The reaction from his father was what sent Blaine spiraling into an even deeper pit of depression, one without even a glimmer of hope. Good, he had said. It should have been more, he continued. Maybe some of the queer could have been beaten out of him. Blaine had cried for days on end thinking about what he could do, about what sort of future he had. It wasn't fair, he didn't choose to be like this, he didn't choose to be a disappointment to his family. It was then he reached his conclusion. Everyone would be better off without him.

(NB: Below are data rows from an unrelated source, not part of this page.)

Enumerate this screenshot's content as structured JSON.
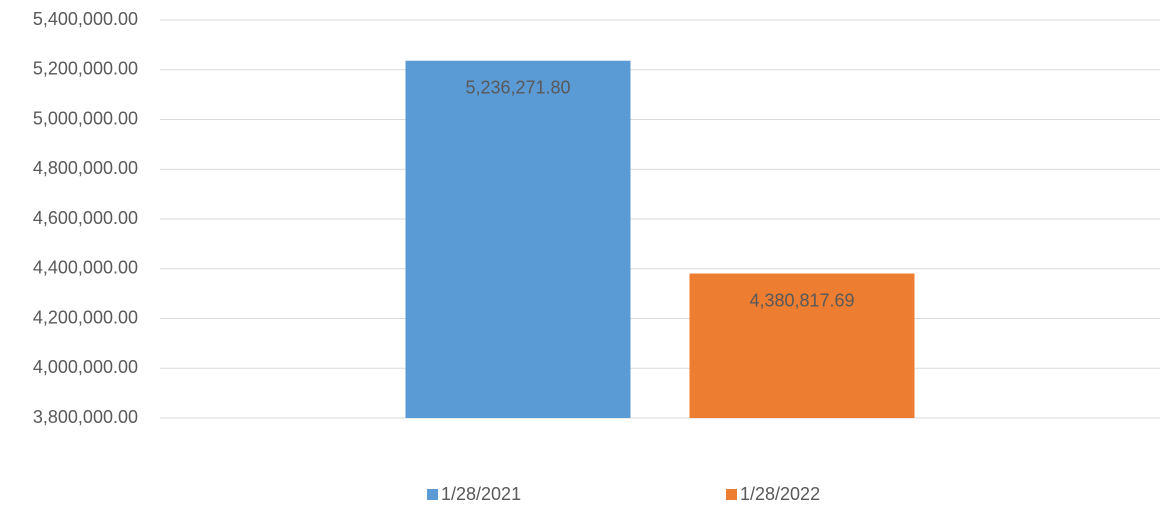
{
  "chart_data": {
    "type": "bar",
    "categories": [
      null
    ],
    "series": [
      {
        "name": "1/28/2021",
        "color": "#5b9bd5",
        "values": [
          5236271.8
        ],
        "value_labels": [
          "5,236,271.80"
        ]
      },
      {
        "name": "1/28/2022",
        "color": "#ed7d31",
        "values": [
          4380817.69
        ],
        "value_labels": [
          "4,380,817.69"
        ]
      }
    ],
    "ylim": [
      3800000,
      5400000
    ],
    "yticks": [
      {
        "value": 3800000,
        "label": "3,800,000.00"
      },
      {
        "value": 4000000,
        "label": "4,000,000.00"
      },
      {
        "value": 4200000,
        "label": "4,200,000.00"
      },
      {
        "value": 4400000,
        "label": "4,400,000.00"
      },
      {
        "value": 4600000,
        "label": "4,600,000.00"
      },
      {
        "value": 4800000,
        "label": "4,800,000.00"
      },
      {
        "value": 5000000,
        "label": "5,000,000.00"
      },
      {
        "value": 5200000,
        "label": "5,200,000.00"
      },
      {
        "value": 5400000,
        "label": "5,400,000.00"
      }
    ],
    "grid": true,
    "legend": "bottom"
  }
}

That evening, when everyone was out, he walked up the stairs to his room after leaving a simple note on the fridge. Trying to hold back the tears that just kept coming, he dressed himself in his black suit, complete with a bow tie. He grabbed an old belt of his and made his way to the bathroom. Staring in the mirror, he took some time to compose himself. He needed to be strong. He needed to do this and then everything would be better for everyone, including himself. He felt disgusted with himself, and what he had done to his family as he looked at himself in the mirror. Someone like him didn't deserve a decent life, not if it made others completely miserable.

This is it he thought as he climbed up onto the bathroom stool. He looped the belt around his neck and tied it around the beam that ran across the roof of the bathroom. He brushed himself down and took a deep breath in. It would be his last he thought. As he breathed out and tried to relax his body, he stepped off of the stool.